やはりサハギン達も、身動き出来ないくらい恐怖で固まっている。
(大丈夫…私にはリオンやパパ達がいるから…)
戦闘が止まったので、私は冒険者達とサハギン達の中間に立つと、創造生命魔法を使おうと思った。
話し合いが出来るかどうかは、サハギンに聞いてみなければわからないと思う…
(さて、どうしよっかな?)
人間の言葉を理解してもらえなければ、話し合いになる事はないだろう。
私はサハギンの言葉がわからないので、人間の言葉がわかる個体を探す事にした。
(創造生命魔法)
右手に魔力をためていくと、手が青白い輝きを放つ。
刻まれた魔法陣も反応しているが、使うつもりがないので輝いているだけである。
しゃがみこんで地面に魔力を流し込むと、すぐにもくちゃんの芽が生えてきた。
「なんだよ…あれは…」(冒険者A)
「あんな魔法見た事ないわよ」(女冒険者B)
もくちゃんはみるみる成長していき、8メートルくらいの高さまで伸びた。
すぐに枝や幹が変形を始めて、私の想像した姿を形どっていく。
私は巨大なユーフォニウムに見えるもくちゃんを造ったのだ。
形にあまり意味は無いが、このもくちゃんは拡声器を使った時のように、声を大きくしてくれる。
聞き取りマイクの変わりに、マウスピースから声を吹き込めば大丈夫だ。
「サハギンさん、30分待ちます。
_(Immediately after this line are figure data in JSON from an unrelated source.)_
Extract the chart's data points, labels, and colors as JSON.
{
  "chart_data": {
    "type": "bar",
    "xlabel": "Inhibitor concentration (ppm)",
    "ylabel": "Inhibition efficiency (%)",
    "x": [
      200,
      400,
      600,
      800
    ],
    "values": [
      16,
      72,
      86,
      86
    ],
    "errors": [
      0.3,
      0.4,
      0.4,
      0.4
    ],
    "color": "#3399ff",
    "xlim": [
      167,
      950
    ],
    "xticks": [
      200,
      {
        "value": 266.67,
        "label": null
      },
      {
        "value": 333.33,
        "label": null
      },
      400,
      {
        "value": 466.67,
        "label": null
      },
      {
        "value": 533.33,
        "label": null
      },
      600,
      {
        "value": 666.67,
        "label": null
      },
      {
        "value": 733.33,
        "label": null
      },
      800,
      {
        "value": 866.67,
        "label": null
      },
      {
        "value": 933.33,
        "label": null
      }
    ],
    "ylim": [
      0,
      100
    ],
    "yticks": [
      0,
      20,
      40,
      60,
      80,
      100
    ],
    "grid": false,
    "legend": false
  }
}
人間の言葉がわかる方がいるなら、前に出てきて下さい」
きっとサハギン全体に私の声は届いたであろう。
近くにいた冒険者達が、あまりの大音響にびっくりしていた。
次に私は傷付いているサハギン達を、創造生命魔法で癒してあげる事にした。
冒険者達も傷付いているが、それは後回しで大丈夫だろう。
1匹のサハギンに近づくと、この世の終わりのような顔になる。
「大丈夫…治すだけだよ」
言葉はわからないと思う…私の気持ちが伝わるように、なるべく優しく話しかけた。
死にそうな程の傷を負っている者はいないが、それでも辛そうだと思った。
「はいおしまい!次は貴方ね!」
治療を受けたサハギンは、傷が無くなっている事にとても驚いている。
それを見ていた他のサハギンも、とても驚いているようだ。
一部始終を見ていた筈だが、私が近づくとやはり緊張しているみたいで、体が強ばっている。
傷付いたサハギンの治療が終わり、もくちゃん拡声器の隣に、キノコソファーを2つ作った。
話し合いが出来るサハギンが居るならば、対談の場が必要になるはずだ。
全ての作業を数分で完了して、私は魔力を遮断する。